2018年
アーモンドアイ、20年
デアリングタクトなど「牝馬3冠」を達成した名馬がそうであったように、
トライアルを挟まない
オークスからの直行ローテーションが近年のトレンドに。その背景には
秋華賞(15日=京都芝内2000メートル)から中5週の間隔で臨める
ジャパンC(しかも今年から1着賞金が5億円に増額)の存在がある。
つまり、牝馬2冠を達成できるようなポテンシャルがある馬は真の大目標は
秋華賞の後。いかに余力を残して
ジャパンCへ向かうかとなれば、
トライアルからの復帰より、直行ローテという選択に行き着くのだ。
となれば、春2冠を圧倒的なパフォーマンスで制した
リバティアイランドも絶対的な存在とは言えなくなるのでは。ただでさえ先を見据えた調整のうえに、今年の
秋華賞は3年ぶりに京都内回りという特殊な舞台設定で迎えるのだから…。
札幌芝1800メートルで全3勝を挙げている小回り巧者
ドゥーラの機動力が生きてくる舞台に思えて仕方がないのは記者だけではあるまい。前走の
クイーンSではマイナス14キロと思いのほか体重を減らしてしまったにもかかわらず、早めに外へ出してのひとマクリで歴戦の古馬たちを一蹴。自ら仕掛けて行って最後まで脚色が鈍らない競馬ぶりは、まさに京都内回りに
ジャストフィットする。
「コーナリングが上手でコーナーで加速して行けるので、小回りでコーナー4つのコース形態が合うんでしょうね。前走は鞍上が
秋華賞を意識しながら、うまく乗ってくれた。あの競馬がここでもできれば…という内容でしたね」
ドゥーラの原口助手は本番へ向けてしっかりと予行演習ができたことに手応えをつかんでいる。

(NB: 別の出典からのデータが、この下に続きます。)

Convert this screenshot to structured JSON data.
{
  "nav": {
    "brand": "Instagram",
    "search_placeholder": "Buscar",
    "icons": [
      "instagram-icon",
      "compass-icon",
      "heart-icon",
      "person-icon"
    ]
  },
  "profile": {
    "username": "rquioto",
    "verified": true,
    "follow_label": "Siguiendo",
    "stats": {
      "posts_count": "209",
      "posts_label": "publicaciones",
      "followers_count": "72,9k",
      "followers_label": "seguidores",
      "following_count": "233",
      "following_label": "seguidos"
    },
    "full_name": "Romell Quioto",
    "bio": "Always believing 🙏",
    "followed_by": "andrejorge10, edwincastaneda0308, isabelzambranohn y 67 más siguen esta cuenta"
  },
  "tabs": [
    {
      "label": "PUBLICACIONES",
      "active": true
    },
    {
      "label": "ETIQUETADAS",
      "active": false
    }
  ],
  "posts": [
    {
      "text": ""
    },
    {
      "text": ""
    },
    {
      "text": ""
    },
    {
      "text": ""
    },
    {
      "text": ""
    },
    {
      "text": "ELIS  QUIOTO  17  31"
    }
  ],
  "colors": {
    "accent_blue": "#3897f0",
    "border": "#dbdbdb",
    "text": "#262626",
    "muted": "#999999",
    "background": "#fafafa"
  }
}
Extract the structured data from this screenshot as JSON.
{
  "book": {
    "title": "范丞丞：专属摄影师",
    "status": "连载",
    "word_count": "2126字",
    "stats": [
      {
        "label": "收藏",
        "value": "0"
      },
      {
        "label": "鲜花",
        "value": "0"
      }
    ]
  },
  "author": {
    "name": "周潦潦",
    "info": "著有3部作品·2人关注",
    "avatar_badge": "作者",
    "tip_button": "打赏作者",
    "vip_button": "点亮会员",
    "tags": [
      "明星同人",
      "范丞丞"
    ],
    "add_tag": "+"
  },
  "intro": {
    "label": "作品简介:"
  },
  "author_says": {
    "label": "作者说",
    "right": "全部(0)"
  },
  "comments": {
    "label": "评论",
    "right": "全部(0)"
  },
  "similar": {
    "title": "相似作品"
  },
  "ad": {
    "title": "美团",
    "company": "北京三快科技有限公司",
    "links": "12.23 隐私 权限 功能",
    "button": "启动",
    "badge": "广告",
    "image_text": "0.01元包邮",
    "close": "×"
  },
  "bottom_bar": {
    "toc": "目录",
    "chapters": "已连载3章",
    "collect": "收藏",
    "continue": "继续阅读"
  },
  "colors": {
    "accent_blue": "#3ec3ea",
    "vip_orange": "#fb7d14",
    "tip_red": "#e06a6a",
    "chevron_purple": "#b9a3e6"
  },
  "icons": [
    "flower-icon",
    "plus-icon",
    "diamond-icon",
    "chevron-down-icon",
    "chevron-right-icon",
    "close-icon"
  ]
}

「8月末に北海道から(栗東)近郊に移動してきて9月中旬に490キロ台で帰厩しました。もともと稽古時計は出る馬だけどね。前がかりなところがあったのが、前後の
バランスが良くなって軸がブレなくなりました。距離的にも1800〜2000メートルがベストの馬。この中間はしっかりと負荷をかけて調教できていますし、レースには前走から20キロ近くのプラスで出せると思います」
前回から大きな上積みを持って臨めることにも原口助手は自信を見せている。もちろん、コンビを組む斎藤もまた手応えは十分だ。
「2週前、1週前、直前と稽古に乗りました。フックラして帰ってきたし、馬体の張りも良くて、体調面は本当にいいですね。前走が着差以上に強い内容。仕掛けどころがポイントになるけど、3〜4角から動いて行って早めに先頭に立つ形なら…」
デビュー戦から手綱を取り、順調に
ステップアップしながらも…。昨年暮れの阪神JFで6着に敗れたことで
チューリップ賞(15着)、
桜花賞(14着)では戸崎圭に乗り替わり。悔しい思いをした斎藤だが、
オークスで再び手綱が戻ってくると15番人気の低評価を覆す3着好走。そして前走の
クイーンSで勝利につなげ、“
ドゥーラの主戦は
斎藤新”だと改めて結果で示した。そんな軌跡をたどった中で迎えるのがこの
秋華賞。息の合ったコンビで持ち前の機動力を存分に発揮できれば…。
リバティアイランドの牝馬3冠を阻止=人馬そろってのGI初制覇が見えてくる。